= Cladding (fiber optics) =

One or more layers of materials of lower refractive index

Cladding in optical fibers is one or more layers of materials of lower refractive index in intimate contact with a core material of higher refractive index.

The cladding causes light to be confined to the core of the fiber by total internal reflection at the boundary between the core and cladding. Light propagation within the cladding is typically suppressed for most fibers. However, some fibers can support cladding modes in which light propagates through the cladding as well as the core. Depending upon the quantity of modes that are supported, they are referred to as multi-mode fibers and single-mode fibers. Improving transmission through fibers by applying a cladding was discovered in 1953 by Dutch scientist Bram van Heel.

== History ==
The fact that transmission through fibers could be improved by applying a cladding was discovered in 1953 by van Heel, who used it to demonstrate image transmission through a bundle of optical fibers. Early cladding materials included oils, waxes, and polymers. Lawrence E. Curtiss at the University of Michigan developed the first glass cladding in 1956, by inserting a glass rod into a tube of glass with a lower refractive index, fusing the two together, and drawing the composite structure into an optical fiber.

== Modes ==
A cladding mode is a mode that is confined to the cladding of an optical fiber by virtue of the fact that the cladding has a higher refractive index than the surrounding medium, which is either air or the primary polymer overcoat. These modes are generally undesired. Modern fibers have a primary polymer overcoat with a refractive index that is slightly higher than that of the cladding, so that light propagating in the cladding is rapidly attenuated and disappears after only a few centimeters of propagation. An exception to this is double-clad fiber, which is designed to support a mode in its inner cladding, as well as one in its core.

== Advantages ==
In the production of glass fibers, there will inevitably be surface irregularities (ex. pore and cracks) that will scatter light when struck and lessen the total travel distance of the light. The inclusion of a glass cladding greatly reduces the attenuation caused by these surface irregularities. This is due to the light scattering less at the glass/glass interface than it would have at the glass/air interface for a fiber without cladding. The two primary factors that allow for this are the smaller change in index of refraction seen between two surfaces of glass, as well as surface irregularities on the cladding not interfering with the light beams. The inclusion of glass cladding is also an improvement over just applying a polymer coating, as glass will typically be stronger, more homogenous, and cleaner. Additionally, the inclusion of a cladding layer also allows for the usage of smaller glass fiber cores. With most glass fibers have a cladding that raises the total outer diameter to 125 microns.

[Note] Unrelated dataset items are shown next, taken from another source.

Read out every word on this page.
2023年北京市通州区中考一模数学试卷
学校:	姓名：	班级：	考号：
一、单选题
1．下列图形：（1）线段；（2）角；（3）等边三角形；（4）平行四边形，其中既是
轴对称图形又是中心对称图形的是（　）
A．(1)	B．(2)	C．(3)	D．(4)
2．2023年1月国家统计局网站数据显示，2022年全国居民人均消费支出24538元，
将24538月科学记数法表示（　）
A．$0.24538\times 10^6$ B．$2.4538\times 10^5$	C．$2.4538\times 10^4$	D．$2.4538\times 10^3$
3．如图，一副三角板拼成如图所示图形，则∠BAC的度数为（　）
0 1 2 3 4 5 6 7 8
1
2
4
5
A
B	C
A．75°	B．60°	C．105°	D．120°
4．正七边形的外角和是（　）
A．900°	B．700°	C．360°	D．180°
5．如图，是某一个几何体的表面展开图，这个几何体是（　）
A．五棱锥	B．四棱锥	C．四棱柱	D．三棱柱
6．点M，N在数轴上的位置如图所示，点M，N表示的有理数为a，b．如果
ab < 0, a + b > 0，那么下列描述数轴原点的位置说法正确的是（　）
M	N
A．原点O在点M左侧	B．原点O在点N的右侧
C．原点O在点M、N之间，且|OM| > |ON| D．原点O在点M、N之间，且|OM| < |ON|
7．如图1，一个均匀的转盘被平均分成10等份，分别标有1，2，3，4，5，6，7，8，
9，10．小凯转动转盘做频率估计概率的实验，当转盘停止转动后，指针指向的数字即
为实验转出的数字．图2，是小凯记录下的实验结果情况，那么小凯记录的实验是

==Effect on numerical aperture==
The numerical aperture of a multimode optical fiber is a function of the indices of refraction of the cladding and the core:

Diagram showing how the light refracts at the core/cladding interface. With the angle of refraction being dependent upon the difference in index of refraction, n, of core and cladding.

$\rm{NA} = \sqrt{n_{\rm core}^2-n^2_{\rm clad}}$

The numerical aperture allows for the calculation of the acceptance angle of incidence at the fiber interface. Which will give the maximum angle at which the incidence light can enter the core and maintain total internal reflection:

$\rm{NA} = \sin(\theta_A)$

By combining both of these equations it can be seen in the diagram above how $\theta_A$ is a function of $n_1$ and $n_2$, where $n_1$ is the index of refraction of the core and $n_2$

$n_2$ is the index of refraction of the cladding.

== Recent developments ==
Due to the relatively greater transmission of light they offer, fiber optic cores and claddings are usually made from highly purified silica glass. Certain impurities can be added to impart various properties, such as increasing transmission distance or improving fiber flexibility. There has been significant work done in improving these properties within the last several years.